Abstract 414P
Background
Gastrointestinal stromal tumours (GIST) are the most common mesenchymal tumours originating from the interstitial cells of Cajal and differentiates from other mesenchymal neoplasm by expression of CD117 oncogene. Most GISTs are found in the stomach followed by small bowels. Using NIH risk groups, the low risk GISTs were less frequent and the highest risk group was the commonest one. The main aim of this study was to evaluate demographic data , assess risk groups and study the clinical outcomes among GIST patients attending the Medical Oncology department , Yangon General hospital from 2015 to 2017.
Methods
Retrospective descriptive study.
Results
Among 73 patients, male: female is 2:1. The most common age group was 51-60 years. Regarding tumor site, small intestine was the most common site and the most patients were found to have tumor size between 11 to 20cm. According to TNM staging, 48% of patients were stage III. By using NIH risk stratification, it was found that 84% of patients were in high risk group. Tumour resection was performed in 77.8% and palliative resection was done in 22.2% of patients. CD117 immunostaining was performed in all 73 patients but CD117 expression was found in 69 patients. 4 patients were CD117 negative but CD34 positive. Therapy with imatinib (400–600mg) was given in 73 patients. Among them, 13 patients was occurred loss follow-up and could not assessed due to social and transportation difficulties. Three patients were expired due to disease progression. 57 patients were alive and taken imatinib up to 3 year. We initially assessed with USG and if there was suspected lesion in USG, we did further advanced imaging like CT. Among these patients who took imatinib up to 3 years, 5 patients was found to have recurrence and change to second line therapy. 52 out of 73 patients remained clinically stable and no recurrence up to 3 years. The most common side effect was generalized edema. The other side effects were whitening of skin and rash . 2 patients suffered dyspnea on exertion and assessed with echocardiogram showing reduced ejection fraction. Dose adjustment was done to these patients. 1 patient was found to have liver function derangement.Table:
414P
Tumour Profile | ||
---|---|---|
Tumour site distribution | No | Percentange |
small intestine | 37 | 51 |
Stomach | 17 | 23 |
Colon and rectum | 10 | 14 |
Extra Gastrointestinal Tract | 9 | 12 |
Tumour sizes distribution | ||
< 10 cm | 24 | 33 |
10-20 cm | 41 | 56 |
>20 cm | 8 | 11 |
Tumour stages distribution | ||
Stage I | 9 | 12 |
Stage II | 13 | 18 |
Stage III | 35 | 48 |
Stage IV | 16 | 22 |
NIH risk distribution | ||
Low | 6 | 8 |
Intermediate | 6 | 8 |
High | 61 | 84 |
Conclusions
This study showed most patients presented with larger tumour sizes, high NIH risk and small intestine. Those who received imatinib up to 3 years had low rate of recurrence and well tolerated.

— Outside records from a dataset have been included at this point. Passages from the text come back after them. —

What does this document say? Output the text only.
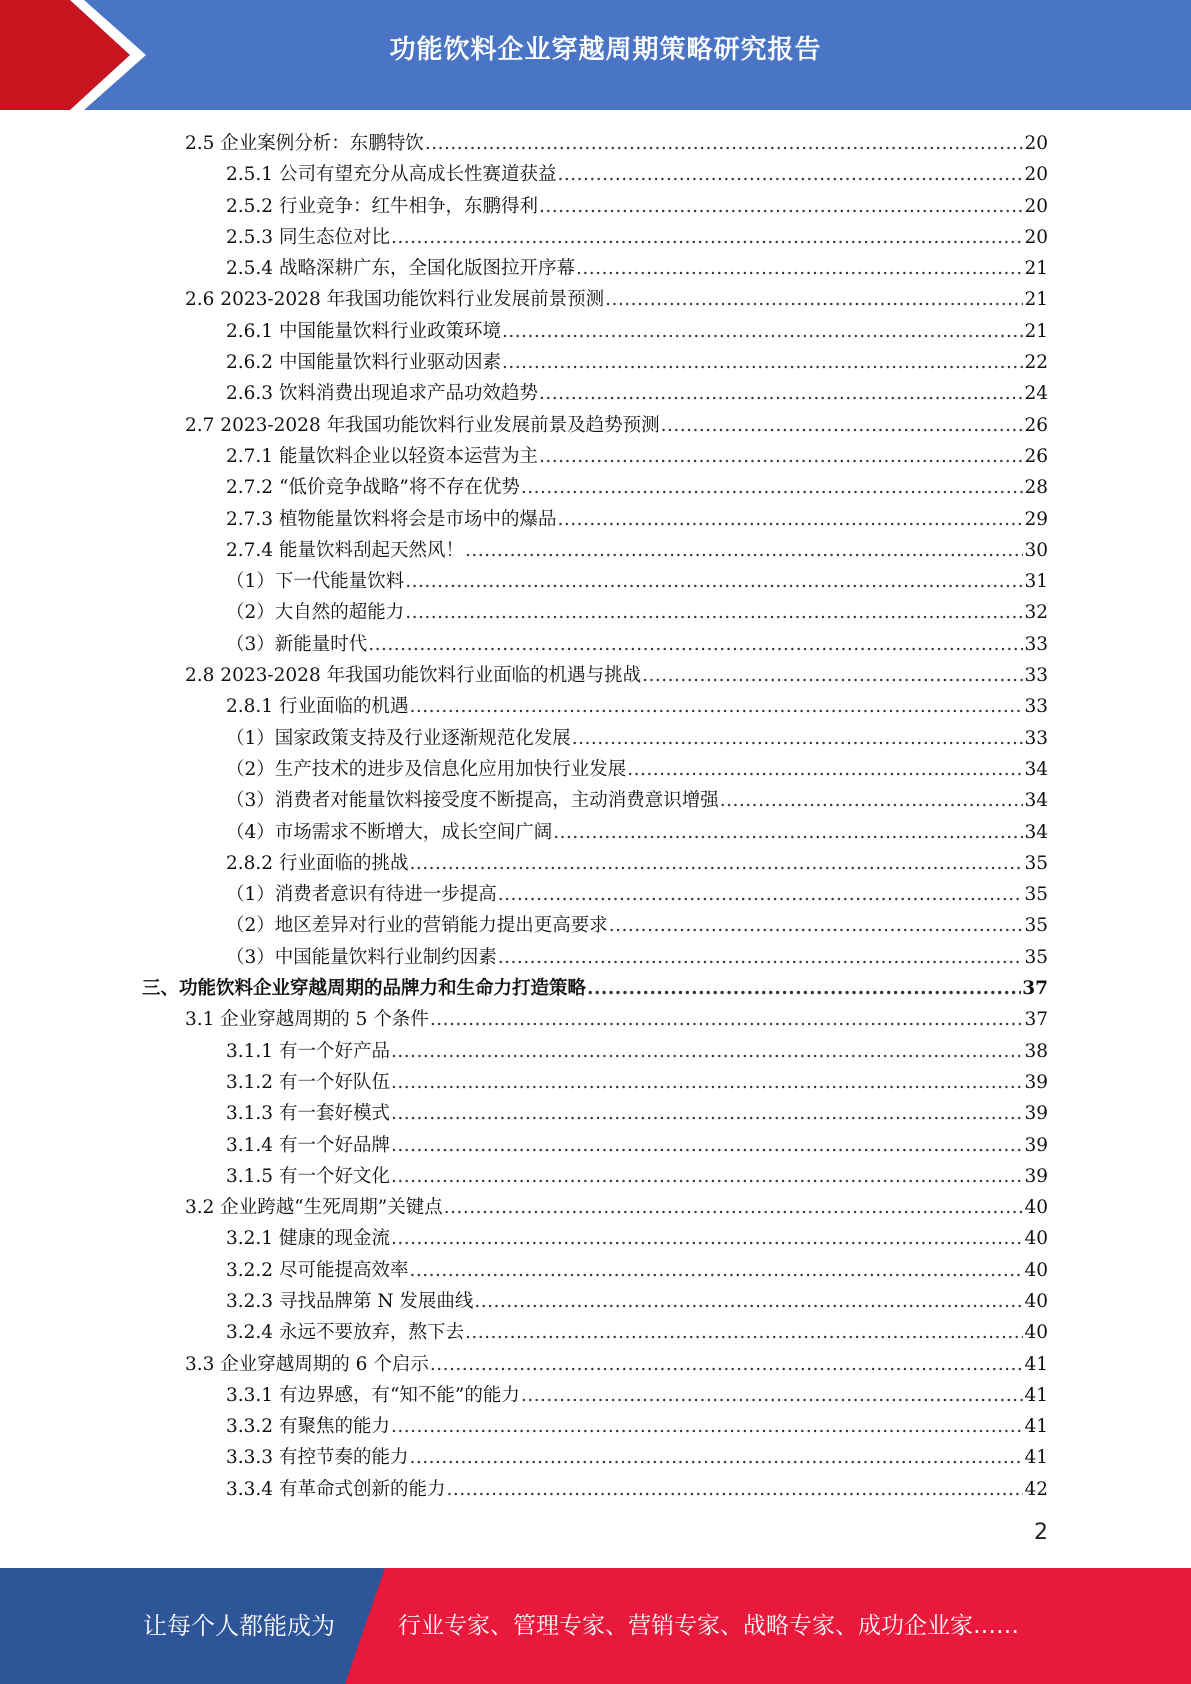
功能饮料企业穿越周期策略研究报告
2.5 企业案例分析：东鹏特饮 .....	20
2.5.1 公司有望充分从高成长性赛道获益 .....	20
2.5.2 行业竞争：红牛相争，东鹏得利 .....	20
2.5.3 同生态位对比 .....	20
2.5.4 战略深耕广东，全国化版图拉开序幕 .....	21
2.6 2023-2028 年我国功能饮料行业发展前景预测 .....	21
2.6.1 中国能量饮料行业政策环境 .....	21
2.6.2 中国能量饮料行业驱动因素 .....	22
2.6.3 饮料消费出现追求产品功效趋势 .....	24
2.7 2023-2028 年我国功能饮料行业发展前景及趋势预测 .....	26
2.7.1 能量饮料企业以轻资本运营为主 .....	26
2.7.2 “低价竞争战略”将不存在优势 .....	28
2.7.3 植物能量饮料将会是市场中的爆品 .....	29
2.7.4 能量饮料刮起天然风！ .....	30
（1）下一代能量饮料 .....	31
（2）大自然的超能力 .....	32
（3）新能量时代 .....	33
2.8 2023-2028 年我国功能饮料行业面临的机遇与挑战 .....	33
2.8.1 行业面临的机遇 .....	33
（1）国家政策支持及行业逐渐规范化发展 .....	33
（2）生产技术的进步及信息化应用加快行业发展 .....	34
（3）消费者对能量饮料接受度不断提高，主动消费意识增强 .....	34
（4）市场需求不断增大，成长空间广阔 .....	34
2.8.2 行业面临的挑战 .....	35
（1）消费者意识有待进一步提高 .....	35
（2）地区差异对行业的营销能力提出更高要求 .....	35
（3）中国能量饮料行业制约因素 .....	35
三、功能饮料企业穿越周期的品牌力和生命力打造策略 .....	37
3.1 企业穿越周期的 5 个条件 .....	37
3.1.1 有一个好产品 .....	38
3.1.2 有一个好队伍 .....	39
3.1.3 有一套好模式 .....	39
3.1.4 有一个好品牌 .....	39
3.1.5 有一个好文化 .....	39
3.2 企业跨越“生死周期”关键点 .....	40
3.2.1 健康的现金流 .....	40
3.2.2 尽可能提高效率 .....	40
3.2.3 寻找品牌第 N 发展曲线 .....	40
3.2.4 永远不要放弃，熬下去 .....	40
3.3 企业穿越周期的 6 个启示 .....	41
3.3.1 有边界感，有“知不能”的能力 .....	41
3.3.2 有聚焦的能力 .....	41
3.3.3 有控节奏的能力 .....	41
3.3.4 有革命式创新的能力 .....	42
2
让每个人都能成为	行业专家、管理专家、营销专家、战略专家、成功企业家……
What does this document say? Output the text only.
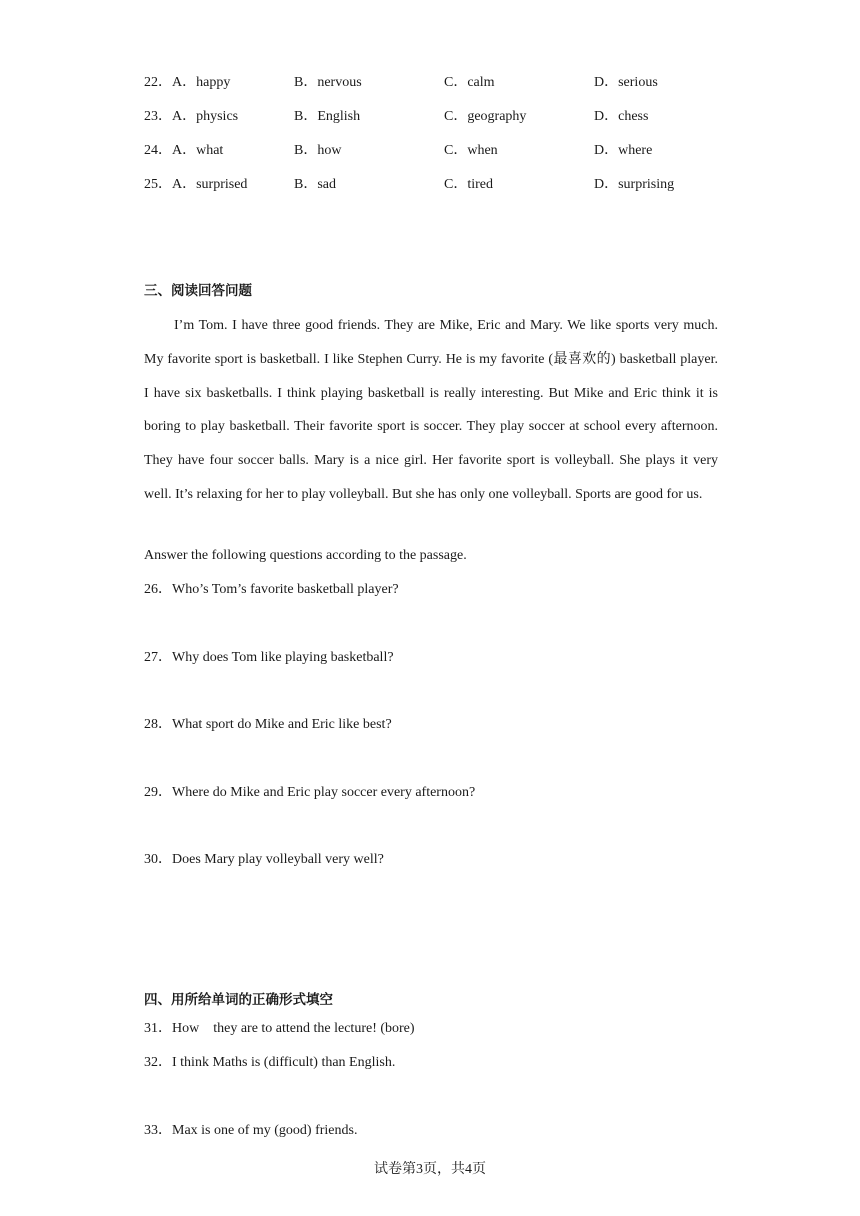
22．A．happy	B．nervous	C．calm	D．serious
23．A．physics	B．English	C．geography	D．chess
24．A．what	B．how	C．when	D．where
25．A．surprised	B．sad	C．tired	D．surprising
三、阅读回答问题
I’m Tom. I have three good friends. They are Mike, Eric and Mary. We like sports very much. My favorite sport is basketball. I like Stephen Curry. He is my favorite (最喜欢的) basketball player. I have six basketballs. I think playing basketball is really interesting. But Mike and Eric think it is boring to play basketball. Their favorite sport is soccer. They play soccer at school every afternoon. They have four soccer balls. Mary is a nice girl. Her favorite sport is volleyball. She plays it very well. It’s relaxing for her to play volleyball. But she has only one volleyball. Sports are good for us.
Answer the following questions according to the passage.
26．Who’s Tom’s favorite basketball player?
27．Why does Tom like playing basketball?
28．What sport do Mike and Eric like best?
29．Where do Mike and Eric play soccer every afternoon?
30．Does Mary play volleyball very well?
四、用所给单词的正确形式填空
31．How    they are to attend the lecture! (bore)
32．I think Maths is (difficult) than English.
33．Max is one of my (good) friends.
试卷第3页，共4页
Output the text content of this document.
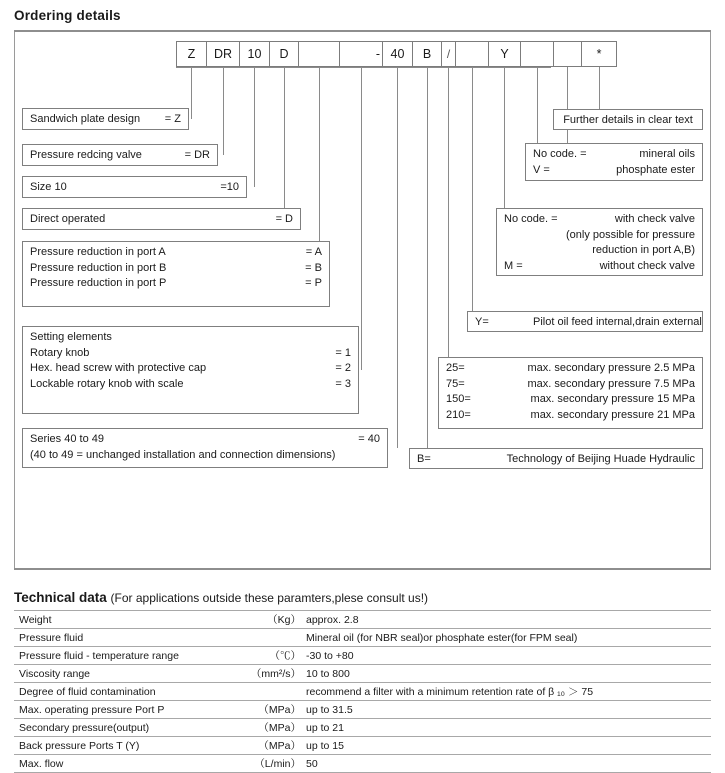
Ordering details
Z	DR	10	D	- 40	B	/	Y	*
Sandwich plate design	= Z
Pressure redcing valve	= DR
Size 10	=10
Direct operated	= D
Pressure reduction in port A	= A
Pressure reduction in port B	= B
Pressure reduction in port P	= P
Setting elements
Rotary knob	= 1
Hex. head screw with protective cap	= 2
Lockable rotary knob with scale	= 3
Series 40 to 49	= 40
(40 to 49 = unchanged installation and connection dimensions)
Further details in clear text
No code. =	mineral oils
V =	phosphate ester
No code. =	with check valve
(only possible for pressure
reduction in port A,B)
M =	without check valve
Y=	Pilot oil feed internal,drain external
25=	max. secondary pressure 2.5 MPa
75=	max. secondary pressure 7.5 MPa
150=	max. secondary pressure 15 MPa
210=	max. secondary pressure 21 MPa
B=	Technology of Beijing Huade Hydraulic
Technical data (For applications outside these paramters,plese consult us!)
Weight	（Kg）	approx. 2.8
Pressure fluid		Mineral oil (for NBR seal)or phosphate ester(for FPM seal)
Pressure fluid - temperature range	（℃）	-30 to +80
Viscosity range	（mm²/s）	10 to 800
Degree of fluid contamination		recommend a filter with a minimum retention rate of β ₁₀ ＞ 75
Max. operating pressure Port P	（MPa）	up to 31.5
Secondary pressure(output)	（MPa）	up to 21
Back pressure Ports T (Y)	（MPa）	up to 15
Max. flow	（L/min）	50
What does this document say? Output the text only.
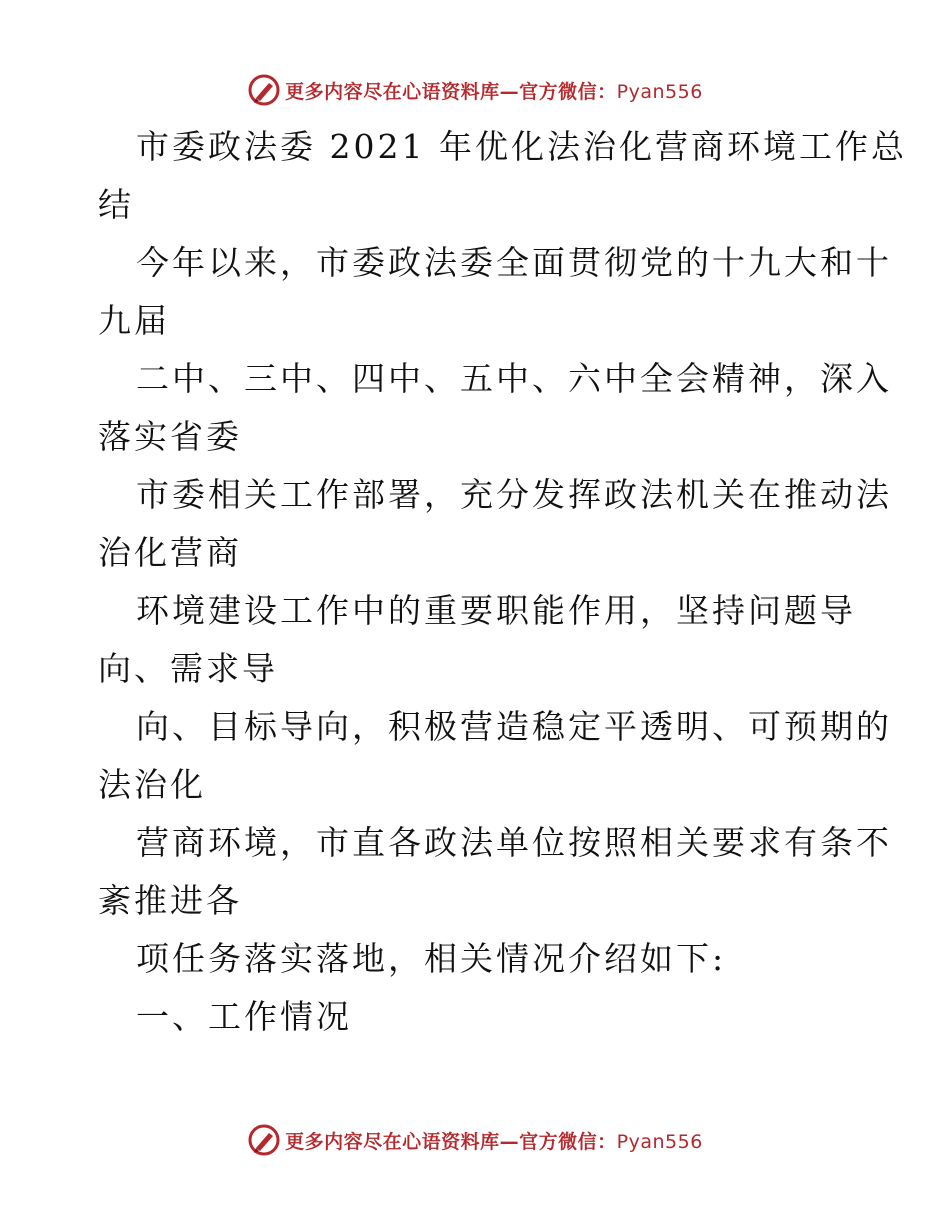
更多内容尽在心语资料库—官方微信：Pyan556
市委政法委 2021 年优化法治化营商环境工作总
结
今年以来，市委政法委全面贯彻党的十九大和十
九届
二中、三中、四中、五中、六中全会精神，深入
落实省委
市委相关工作部署，充分发挥政法机关在推动法
治化营商
环境建设工作中的重要职能作用，坚持问题导
向、需求导
向、目标导向，积极营造稳定平透明、可预期的
法治化
营商环境，市直各政法单位按照相关要求有条不
紊推进各
项任务落实落地，相关情况介绍如下:
一、工作情况
更多内容尽在心语资料库—官方微信：Pyan556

Clinical trial identification
Editorial acknowledgement
It would not have been possible without the guidance of our professors and co-authors who contributed their valuable expertise to the concepts displayed in this abstract.
Legal entity responsible for the study
Medical Oncology, Yangon General Hospital.
Funding
Has not received any funding.
Disclosure
All authors have declared no conflicts of interest.